In a circular sent to banks earlier this week, the regulator told banks to reschedule citizens’ loans by more than 48 months if the repayment exceeds 50 per cent of gross salary and other income.
The loans can be rescheduled provided no fresh money is borrowed, the circular added.
Banks were also told to segregate personal loans used to buy real estate, with the borrower’s consent, and set them up as separate loans. Payments on those should also not exceed 50 per cent of the total salary.
The UAE has taken a raft of steps to help citizens carrying high debt burdens. In May, it announced plans to settle defaulted loans owed by its citizens – up to $1.36 million each – after a presidential decree, in the second such move this year.
UAE citizens took out massive personal loans during the boom years between 2003 to 2008 but found themselves struggling to repay debt after the global financial crisis and property downturn across much of the country.

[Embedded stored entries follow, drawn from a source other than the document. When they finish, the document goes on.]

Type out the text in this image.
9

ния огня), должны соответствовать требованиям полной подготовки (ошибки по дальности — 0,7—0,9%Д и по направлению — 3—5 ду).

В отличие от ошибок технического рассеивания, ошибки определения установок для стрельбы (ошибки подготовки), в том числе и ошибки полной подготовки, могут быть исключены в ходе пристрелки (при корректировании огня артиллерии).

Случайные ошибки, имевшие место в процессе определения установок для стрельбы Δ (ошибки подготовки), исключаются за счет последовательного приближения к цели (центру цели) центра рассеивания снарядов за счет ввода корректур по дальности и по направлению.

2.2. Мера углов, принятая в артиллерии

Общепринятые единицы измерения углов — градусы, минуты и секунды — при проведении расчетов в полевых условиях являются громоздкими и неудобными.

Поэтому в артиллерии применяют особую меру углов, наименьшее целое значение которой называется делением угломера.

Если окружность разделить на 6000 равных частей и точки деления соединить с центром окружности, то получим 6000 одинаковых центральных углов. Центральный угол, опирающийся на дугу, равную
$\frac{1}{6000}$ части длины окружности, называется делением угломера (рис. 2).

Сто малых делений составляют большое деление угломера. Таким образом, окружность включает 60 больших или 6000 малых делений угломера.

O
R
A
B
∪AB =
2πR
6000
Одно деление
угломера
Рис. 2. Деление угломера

The central bank has brought in new regulations on personal lending by banks in the UAE, fuelled by concerns over the debts individuals were taking on.
In May 2011, the central bank capped personal borrowing at 20-times an individual’s monthly salary, with monthly repayments also capped at 50 per cent of an individual’s salary and regular income. Personal loans could have a maximum tenor of four years.
This year, it also capped the interest rate banks charge on credit cards at 18 per cent annually. Banks in the UAE previously charged between 27 per cent and 36 per cent a year, much higher than many other Gulf Arab states.